Há uns anos, parei de achar que brigas catárticas e honestíssimas com minha mãe resolveriam nossos entraves de conexão. Com frequência compro flores brancas e rezo para divindades fêmeas protegerem nossa relação possível. E que chegue ao coração da minha mãe todo o meu amor e toda a minha gratidão por ela existir. Eu vejo seu amor eu vejo tudo o que foi feito por mim. Jamais desisti da minha mãe, apenas aprendi, com muita dor (muita mesmo) o quanto a gente pode se machucar e se destruir se a intimidade ultrapassar os limites seguros de um convívio quase frio, mas diário. Estou aqui 24 horas por dia, ainda que eu já tenha ido embora faz um tempo.
Desisti também de encontrar uma resolução gigante e definitiva que me trouxesse muita alegria ou bem-estar.
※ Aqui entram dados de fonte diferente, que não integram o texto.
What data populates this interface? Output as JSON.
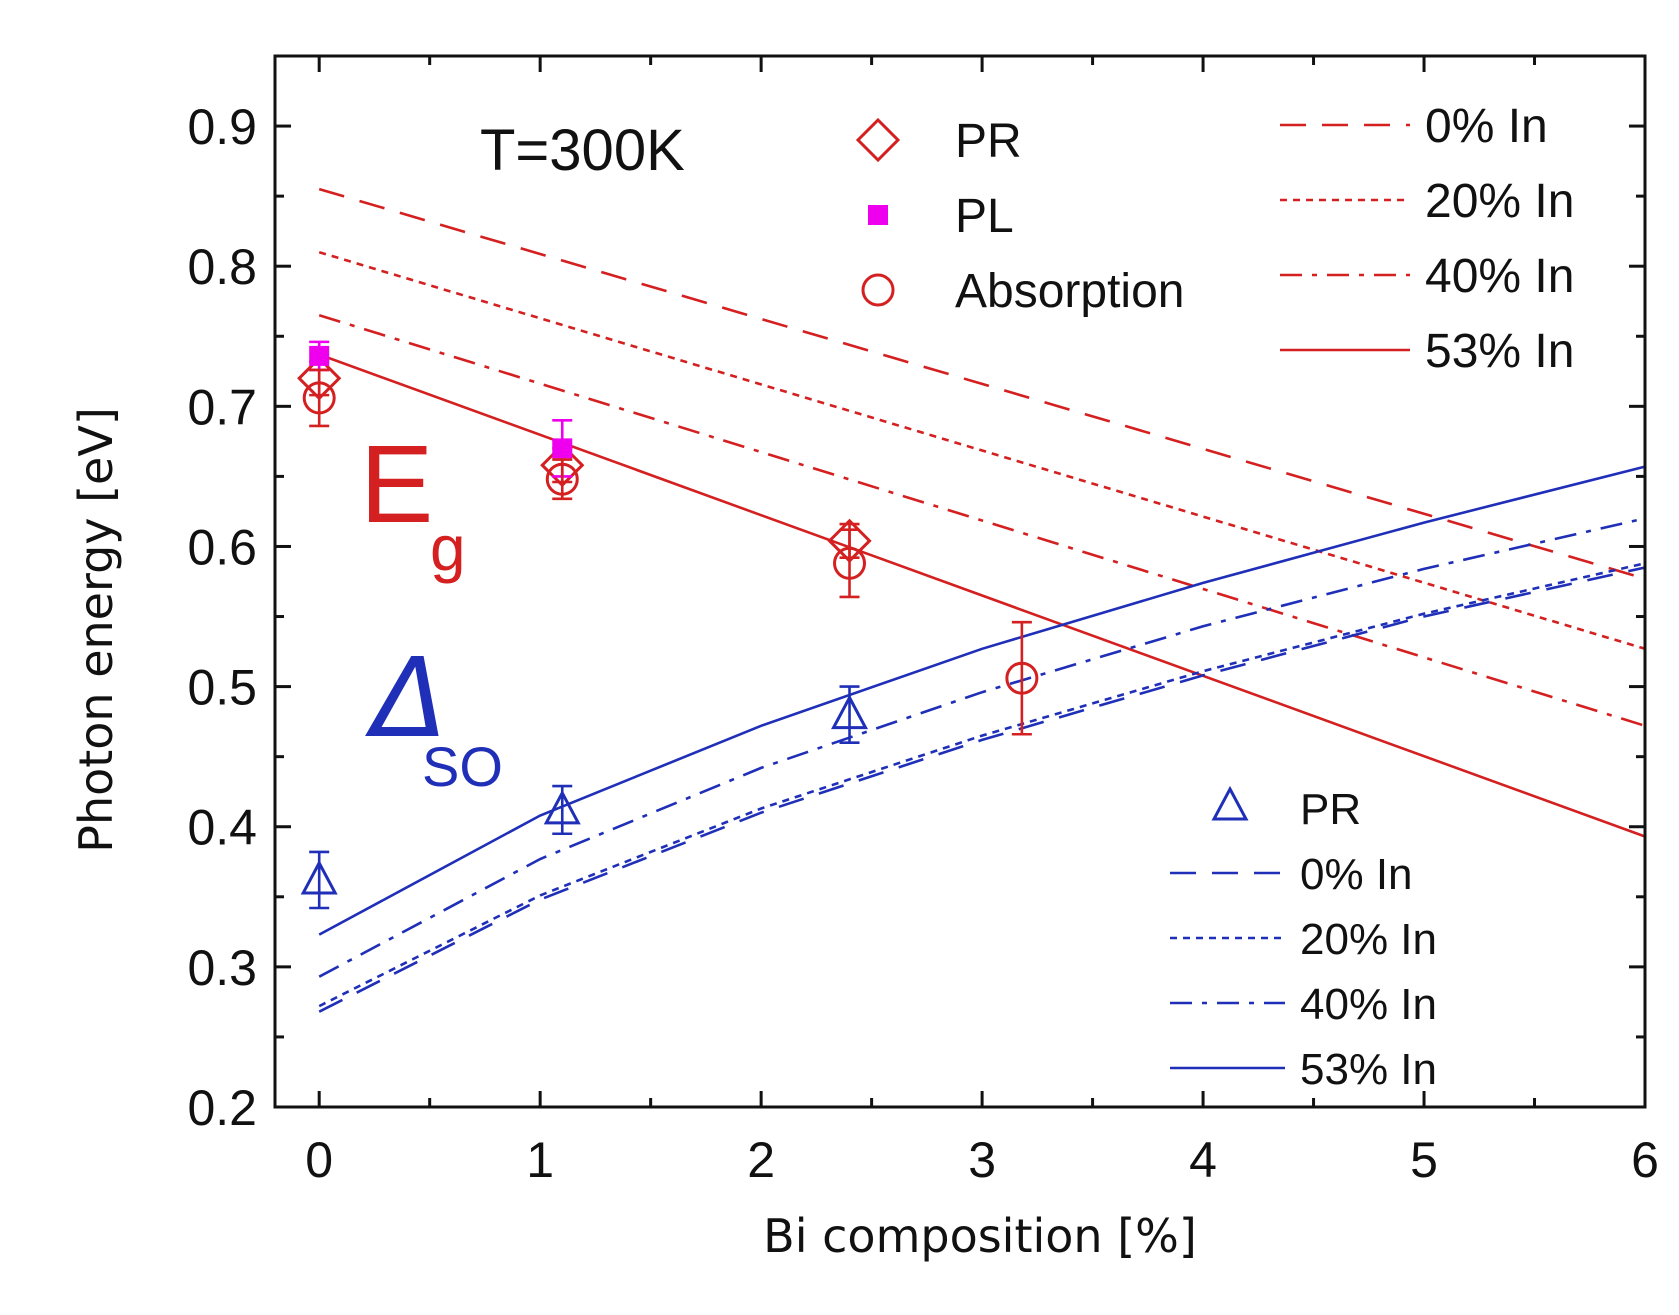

Vinda da terapia ou da maturidade ou da maternidade. Estou sempre meio triste, meio melancólica, meio cagada de cabeça, com dor, com algum resfriado. Sempre ansiosa, sem pertencer a nada, terminando os dias devendo afeto, ideias e pagamentos.
Desisti de mudar, mas também desisti de aceitar que vai ser assim mesmo e não fazer nada para mudar. Então, ao mesmo tempo que abracei uma certa condição de inquietude aconchegante e de quebranto mental, todo dia acordo querendo encontrar uma resolução gigante e definitiva que me traga muita alegria ou bem-estar. Porque é confuso e complexo e repetitivo ter 44 anos, bem parecido com ter 30 anos (ou até mesmo 20).